Clinton has also passed an Australian milestone, in that her share of the vote now equals that of Kim Beazley’s Labor Party in 1998, the highest ever losing score in an Australian election. America’s problems are not unique.
Nonetheless, “wrong” results in a parliamentary system make some sense, as a by-product of other desirable (or at least arguable) goals: securing local representation, providing for stable majorities, avoiding the complexity of proportional systems. None of these things apply to the electoral college. As I said immediately after the election, “It serves no intelligible purpose other than to introduce random errors into election results.”
Because, of course, four weeks of extra counting have changed nothing in electoral college terms. Donald Trump has 306 seats to Clinton’s 232; the closest state, Michigan, still has Trump in the lead with 50.12% (two-party), or a lead of about 10,700 votes.
That’s close enough to be worth recounting; realistically, it’s probably the only state that is, although another five states (three Trump and two Clinton) were won with less than 51%. The Republicans, of course, have used every available legal manoeuvre to try to prevent recounts. Their task has been made easier by the fact that the requests for recounts have come not from the Clinton campaign but from Greens candidate Jill Stein, who received just over 1% of the vote and therefore is not, in any reasonable sense, an interested party.
Republicans are arguing that recounts should be stopped if they can’t be completed by next Tuesday, 13 December, which is the federal legislative deadline (called the “safe harbor”) for certifying the results. That was the excuse that the Supreme Court used to stop the 2000 Florida recount in Bush v. Gore; those justices also warned against using their decision as a precedent, but the Republicans at least are consistent in not caring about how people actually voted.
Whatever happens, there’s no real doubt that on 19 December, when the electors meet in their several states, the majority will cast their votes for Trump. A handful will make protest votes of one sort or another, but it will not affect the result.

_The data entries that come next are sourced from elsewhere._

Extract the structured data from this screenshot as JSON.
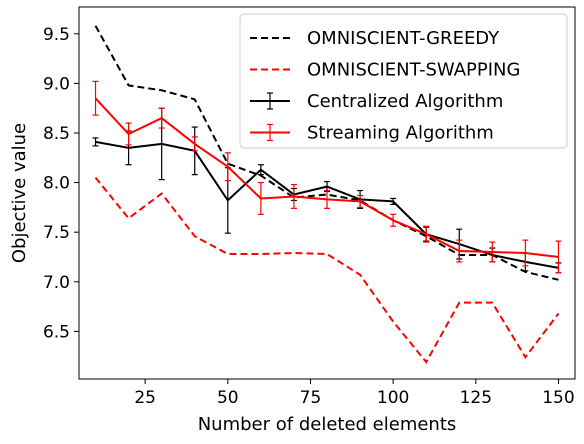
{
  "chart_data": {
    "type": "line",
    "xlabel": "Number of deleted elements",
    "ylabel": "Objective value",
    "xlim": [
      5,
      155
    ],
    "ylim": [
      6.02,
      9.77
    ],
    "x_ticks": [
      25,
      50,
      75,
      100,
      125,
      150
    ],
    "y_ticks": [
      6.5,
      7.0,
      7.5,
      8.0,
      8.5,
      9.0,
      9.5
    ],
    "grid": false,
    "legend_position": "top-right",
    "x": [
      10,
      20,
      30,
      40,
      50,
      60,
      70,
      80,
      90,
      100,
      110,
      120,
      130,
      140,
      150
    ],
    "series": [
      {
        "name": "OMNISCIENT-GREEDY",
        "color": "#000000",
        "style": "dashed",
        "values": [
          9.58,
          8.98,
          8.93,
          8.84,
          8.19,
          8.07,
          7.85,
          7.88,
          7.82,
          7.62,
          7.46,
          7.27,
          7.27,
          7.1,
          7.02
        ]
      },
      {
        "name": "OMNISCIENT-SWAPPING",
        "color": "#ff0000",
        "style": "dashed",
        "values": [
          8.05,
          7.64,
          7.89,
          7.46,
          7.28,
          7.28,
          7.29,
          7.28,
          7.07,
          6.6,
          6.19,
          6.79,
          6.79,
          6.24,
          6.68
        ]
      },
      {
        "name": "Centralized Algorithm",
        "color": "#000000",
        "style": "solid",
        "values": [
          8.41,
          8.35,
          8.39,
          8.32,
          7.82,
          8.13,
          7.88,
          7.96,
          7.83,
          7.81,
          7.48,
          7.38,
          7.27,
          7.2,
          7.14
        ],
        "errors": [
          0.04,
          0.17,
          0.36,
          0.24,
          0.33,
          0.05,
          0.06,
          0.05,
          0.09,
          0.03,
          0.07,
          0.15,
          0.07,
          0.09,
          0.05
        ]
      },
      {
        "name": "Streaming Algorithm",
        "color": "#ff0000",
        "style": "solid",
        "values": [
          8.85,
          8.49,
          8.65,
          8.39,
          8.16,
          7.84,
          7.86,
          7.83,
          7.81,
          7.62,
          7.48,
          7.31,
          7.3,
          7.29,
          7.25
        ],
        "errors": [
          0.17,
          0.11,
          0.1,
          0.07,
          0.14,
          0.16,
          0.12,
          0.09,
          0.06,
          0.06,
          0.08,
          0.11,
          0.1,
          0.13,
          0.16
        ]
      }
    ]
  }
}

Which in turn, ironically enough, further undermines the rationale for the electoral college system: if electors are supposed to exercise some sort of independent judgement, when would they ever get a better case for it than this?
The argument from independent judgement has been bogus for two hundred years, as shown by the fact that the electors are about to choose someone universally regarded as unqualified, and who lost the popular vote by a substantial margin. In reality the electors are ciphers, whose only function is to periodically gum up the wheels of democracy.